Axiom Refract vs. Dependency Scanners
Package vulnerabilities are not architectural vulnerabilities
Dependency scanners like Snyk, Dependabot, and OWASP Dependency-Check identify known vulnerabilities in third-party packages. They are essential for supply chain security but operate only on external dependencies, not on the internal architectural structure of the codebase itself.
Feature Comparison
| Feature | Axiom Refract | Axiom Refract vs. Dependency Scanners |
|---|---|---|
| Architecture Governance | ✓ | — |
| SPOF Detection | ✓ | — |
| Blast Radius Analysis | ✓ | — |
| Dead Code Detection | ✓ | — |
| Dependency Mapping | ✓ | ✓ |
| Compliance Mapping | ✓ | ✓ |
| MCP/AI Agent Integration | ✓ | — |
| Multi-Language (145+) | ✓ | — |
| C4 Diagram Generation | ✓ | — |
| Supply Chain Audit | ✓ | ✓ |
Where This Approach Falls Short
- Dependency scanners map external packages only — they cannot see internal code coupling or structural dependencies
- No architectural visualization, SPOF detection, or centrality analysis
- Vulnerability reports are security artifacts, not architectural governance records
What Axiom Refract Does Differently
Internal + External
Axiom maps both internal code dependencies and external package dependencies.
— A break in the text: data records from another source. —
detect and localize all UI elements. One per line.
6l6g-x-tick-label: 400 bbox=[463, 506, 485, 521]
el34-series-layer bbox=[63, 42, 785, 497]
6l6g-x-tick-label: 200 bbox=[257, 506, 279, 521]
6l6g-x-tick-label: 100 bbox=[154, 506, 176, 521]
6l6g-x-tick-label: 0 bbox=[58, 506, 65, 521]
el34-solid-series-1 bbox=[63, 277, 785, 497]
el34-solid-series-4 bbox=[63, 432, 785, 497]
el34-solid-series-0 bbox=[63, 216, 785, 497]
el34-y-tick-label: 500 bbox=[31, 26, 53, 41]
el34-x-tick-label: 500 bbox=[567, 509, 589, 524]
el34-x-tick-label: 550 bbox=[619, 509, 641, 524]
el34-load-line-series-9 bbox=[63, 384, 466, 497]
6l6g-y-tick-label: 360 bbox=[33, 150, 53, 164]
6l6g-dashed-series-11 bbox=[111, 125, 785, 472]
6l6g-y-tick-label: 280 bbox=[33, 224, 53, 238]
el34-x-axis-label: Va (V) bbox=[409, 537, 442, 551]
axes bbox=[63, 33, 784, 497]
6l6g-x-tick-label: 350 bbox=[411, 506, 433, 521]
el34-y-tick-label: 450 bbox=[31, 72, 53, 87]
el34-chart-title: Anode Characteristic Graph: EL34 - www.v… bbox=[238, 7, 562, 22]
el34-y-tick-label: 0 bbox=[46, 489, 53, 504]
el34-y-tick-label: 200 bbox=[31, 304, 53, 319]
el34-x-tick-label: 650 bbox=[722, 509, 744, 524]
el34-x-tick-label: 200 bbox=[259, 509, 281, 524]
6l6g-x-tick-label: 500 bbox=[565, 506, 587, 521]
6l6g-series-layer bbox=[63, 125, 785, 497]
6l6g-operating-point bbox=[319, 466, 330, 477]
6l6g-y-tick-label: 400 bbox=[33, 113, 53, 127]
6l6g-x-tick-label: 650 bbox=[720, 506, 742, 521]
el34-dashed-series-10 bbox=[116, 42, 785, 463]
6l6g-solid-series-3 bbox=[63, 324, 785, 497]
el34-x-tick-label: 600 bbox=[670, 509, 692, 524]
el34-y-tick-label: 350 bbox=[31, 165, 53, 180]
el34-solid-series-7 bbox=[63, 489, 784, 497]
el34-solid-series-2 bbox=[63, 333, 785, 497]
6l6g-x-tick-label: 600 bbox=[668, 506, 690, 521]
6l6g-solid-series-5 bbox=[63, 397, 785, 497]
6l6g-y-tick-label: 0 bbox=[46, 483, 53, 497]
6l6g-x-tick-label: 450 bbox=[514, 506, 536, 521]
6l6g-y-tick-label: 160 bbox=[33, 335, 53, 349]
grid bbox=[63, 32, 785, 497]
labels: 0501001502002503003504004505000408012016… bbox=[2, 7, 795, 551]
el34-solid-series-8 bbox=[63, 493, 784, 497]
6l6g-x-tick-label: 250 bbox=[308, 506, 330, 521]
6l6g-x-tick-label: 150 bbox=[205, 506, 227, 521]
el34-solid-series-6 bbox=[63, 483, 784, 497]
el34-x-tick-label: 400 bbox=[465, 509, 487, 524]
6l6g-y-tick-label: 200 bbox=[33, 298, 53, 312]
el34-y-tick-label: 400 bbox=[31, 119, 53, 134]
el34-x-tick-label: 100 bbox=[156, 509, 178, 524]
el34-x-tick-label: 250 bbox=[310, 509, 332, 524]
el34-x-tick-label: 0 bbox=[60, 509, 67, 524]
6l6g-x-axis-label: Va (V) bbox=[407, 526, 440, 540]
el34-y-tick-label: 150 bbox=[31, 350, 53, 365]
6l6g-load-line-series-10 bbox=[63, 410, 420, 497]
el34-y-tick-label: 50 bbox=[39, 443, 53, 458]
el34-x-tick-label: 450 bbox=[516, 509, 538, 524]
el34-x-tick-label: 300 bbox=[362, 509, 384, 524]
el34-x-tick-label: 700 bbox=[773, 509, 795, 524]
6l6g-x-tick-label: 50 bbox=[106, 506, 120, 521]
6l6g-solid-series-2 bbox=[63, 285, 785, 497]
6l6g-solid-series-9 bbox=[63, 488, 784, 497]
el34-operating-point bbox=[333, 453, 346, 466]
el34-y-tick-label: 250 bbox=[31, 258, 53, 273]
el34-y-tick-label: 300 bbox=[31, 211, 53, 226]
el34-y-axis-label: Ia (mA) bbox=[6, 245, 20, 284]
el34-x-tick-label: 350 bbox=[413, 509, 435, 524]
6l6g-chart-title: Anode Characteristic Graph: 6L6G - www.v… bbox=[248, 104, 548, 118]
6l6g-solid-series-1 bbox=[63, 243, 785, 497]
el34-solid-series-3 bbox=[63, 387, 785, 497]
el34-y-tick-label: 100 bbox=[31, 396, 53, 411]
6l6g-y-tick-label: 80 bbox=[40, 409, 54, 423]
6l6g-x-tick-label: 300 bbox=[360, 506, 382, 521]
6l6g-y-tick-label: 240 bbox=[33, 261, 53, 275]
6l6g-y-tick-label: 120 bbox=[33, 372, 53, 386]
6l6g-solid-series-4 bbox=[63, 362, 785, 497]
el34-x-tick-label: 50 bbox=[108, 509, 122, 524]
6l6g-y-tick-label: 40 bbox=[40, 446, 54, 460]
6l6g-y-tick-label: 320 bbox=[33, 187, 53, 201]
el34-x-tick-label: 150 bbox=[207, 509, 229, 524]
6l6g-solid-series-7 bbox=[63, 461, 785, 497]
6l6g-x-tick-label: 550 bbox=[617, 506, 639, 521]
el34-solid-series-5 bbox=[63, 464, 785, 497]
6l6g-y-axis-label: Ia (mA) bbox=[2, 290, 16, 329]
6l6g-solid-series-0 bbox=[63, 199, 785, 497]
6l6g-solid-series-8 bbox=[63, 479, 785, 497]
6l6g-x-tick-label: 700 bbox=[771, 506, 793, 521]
Dependency scanners see only the external layer.
Structural Risk
A dependency scanner tells you a package has a CVE. Axiom tells you which files use that package, how central those files are, and what breaks if you update it.
Architectural Context
Axiom places dependency findings within the full structural graph. Dependency scanners report vulnerabilities in isolation from architecture.
Who Should Consider Axiom Refract
Teams running dependency scanners that want to understand the architectural impact of their supply chain findings, not just the CVE count.